Ich koche natürlich für meine Töchter, zum Beispiel Pfannkuchen. Für die Mädchen mit Apfelmus, für mich mit Mettwurst - da lachen meine Köche immer, aber ich find's lecker.

Klingt nach regionaler Spezialität. Wie ist es um die Hamburger Küche bestellt?

Martin:

Ich koche sehr viel regionale Küche, interpretiere klassische norddeutsche Küche gern neu, etwa Scholle Finkenwerder, Birnen, Bohnen und Speck oder Hamburger Pannfisch, aber eben auf die leichte, feine Art.

Essen wie Gott in Hamburg also?

Martin:

Die norddeutsche Küche muss sich auf jeden Fall nicht verstecken. Man muss sie nur etwas überarbeiten.

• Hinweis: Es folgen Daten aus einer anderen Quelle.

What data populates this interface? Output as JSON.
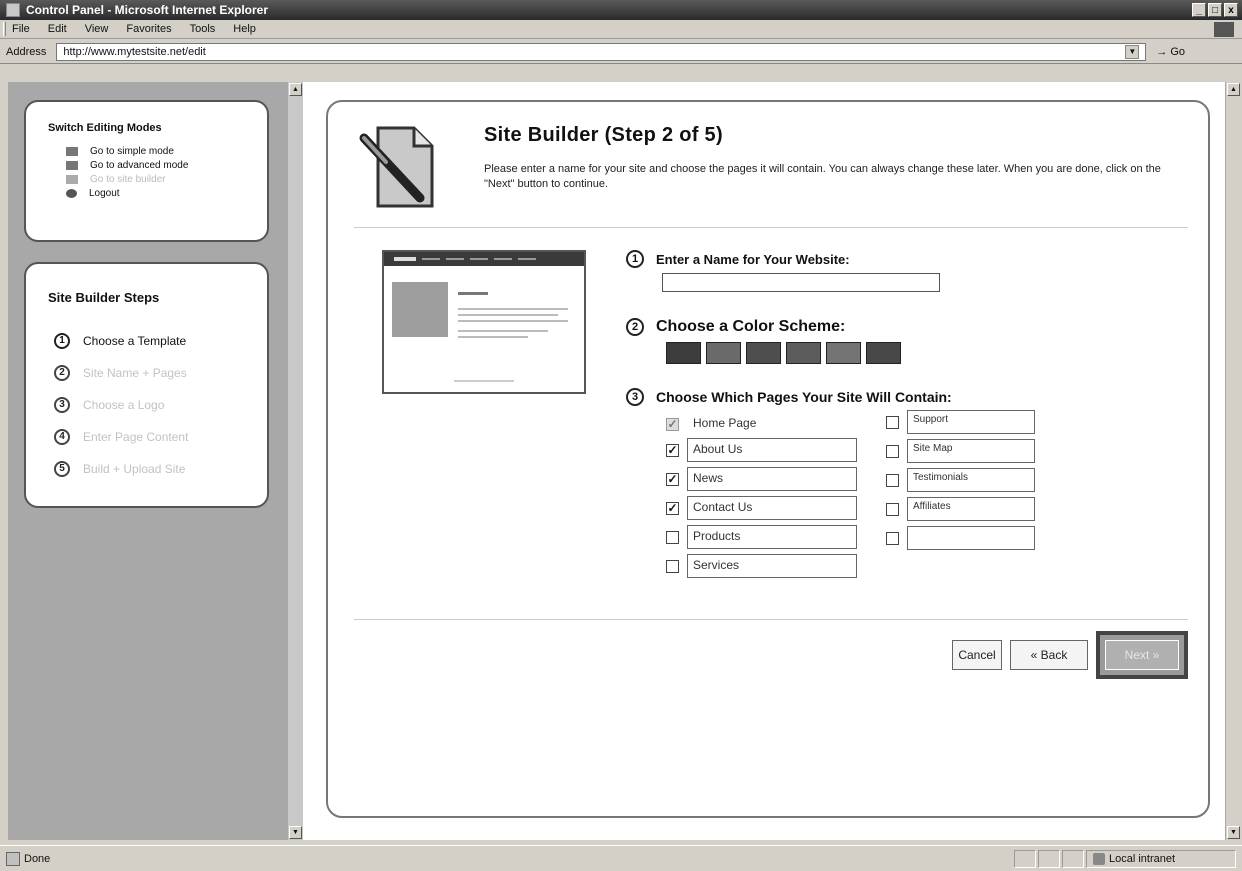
{
  "window": {
    "title": "Control Panel - Microsoft Internet Explorer",
    "controls": [
      "_",
      "□",
      "x"
    ]
  },
  "menu": [
    "File",
    "Edit",
    "View",
    "Favorites",
    "Tools",
    "Help"
  ],
  "address": {
    "label": "Address",
    "url": "http://www.mytestsite.net/edit",
    "go_label": "Go"
  },
  "modes": {
    "title": "Switch Editing Modes",
    "items": [
      {
        "label": "Go to simple mode",
        "icon": "simple-mode-icon",
        "active": true
      },
      {
        "label": "Go to advanced mode",
        "icon": "advanced-mode-icon",
        "active": true
      },
      {
        "label": "Go to site builder",
        "icon": "site-builder-icon",
        "active": false
      },
      {
        "label": "Logout",
        "icon": "logout-icon",
        "active": true
      }
    ]
  },
  "steps": {
    "title": "Site Builder Steps",
    "items": [
      {
        "num": "1",
        "label": "Choose a Template"
      },
      {
        "num": "2",
        "label": "Site Name + Pages"
      },
      {
        "num": "3",
        "label": "Choose a Logo"
      },
      {
        "num": "4",
        "label": "Enter Page Content"
      },
      {
        "num": "5",
        "label": "Build + Upload Site"
      }
    ]
  },
  "main": {
    "title": "Site Builder (Step 2 of 5)",
    "intro": "Please enter a name for your site and choose the pages it will contain. You can always change these later. When you are done, click on the \"Next\" button to continue.",
    "q1": {
      "num": "1",
      "label": "Enter a Name for Your Website:",
      "value": ""
    },
    "q2": {
      "num": "2",
      "label": "Choose a Color Scheme:"
    },
    "q3": {
      "num": "3",
      "label": "Choose Which Pages Your Site Will Contain:"
    },
    "color_swatches": [
      "#3c3c3c",
      "#6a6a6a",
      "#4e4e4e",
      "#5c5c5c",
      "#737373",
      "#484848"
    ],
    "pages_left": [
      {
        "label": "Home Page",
        "checked": true
      },
      {
        "label": "About Us",
        "checked": true
      },
      {
        "label": "News",
        "checked": true
      },
      {
        "label": "Contact Us",
        "checked": true
      },
      {
        "label": "Products",
        "checked": false
      },
      {
        "label": "Services",
        "checked": false
      }
    ],
    "pages_right": [
      {
        "label": "Support",
        "checked": false
      },
      {
        "label": "Site Map",
        "checked": false
      },
      {
        "label": "Testimonials",
        "checked": false
      },
      {
        "label": "Affiliates",
        "checked": false
      },
      {
        "label": "",
        "checked": false
      }
    ],
    "buttons": {
      "cancel": "Cancel",
      "back": "« Back",
      "next": "Next »"
    }
  },
  "status": {
    "text": "Done",
    "zone": "Local intranet"
  }
}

Christian Rach schließt demnächst sein Tafelhaus, Cornelia Poletto hat ihr Sterne-Restaurant bereits aufgegeben - was bedeutet das für Hamburg?

Rüffer:

Ich finde es schade für Hamburg wegen der Bandbreite. Mit Christian Rach hatten wir einen sehr kreativen Koch, mit Cornelia Poletto eine Köchin in Richtung Italien. Ich denke, dass sich Sterneküche aber weiterhin lohnt, wenn man sich nicht an alte Wurzeln klammert. Man kann heute nicht mehr wie vor zehn Jahren kochen. Es gibt inzwischen richtige Gourmet-Touristen, die schon vieles probiert haben.

Martin:

Sterneköche sind wie die Formel 1. Der Großteil von uns ist Vorreiter für das, was kommt, ist immer einen Schritt weiter als die breite Masse, etwa ein Ferran Adrià aus Spanien. Sternerestaurants haben die Aufgabe, den Weg zu bereiten, sich an neue, herausfordernde Kreationen heranzuwagen.

Hauser:

Stimmt, Gourmetrestaurants sind auch immer Entwicklungsstätten, an denen mit herausragenden Produkten experimentiert und versucht wird, dem Gast das Nonplusultra zu bieten.

Unter den gerade veröffentlichten Top-Ten-Restaurants weltweit ist nur ein einziges aus Frankreich. Ist die französische Küche schlechter als ihr Ruf?

Martin:

Ich habe bei französischen Köchen gelernt, halte diese Küche sehr hoch. Aber andere Länder haben eben auch aufgeschlossen ...

Hauser:

... etwa Spanien oder Italien, auch deutsche Köche können sich international sehen lassen, und neuerdings ist die skandinavische Küche groß im Kommen, wie das "Noma" in Kopenhagen beweist. Deshalb lege ich im Seven Seas Wert auf internationale Küche. Aber im Umgang mit Produkten bleiben die Franzosen einfach einsame Spitze.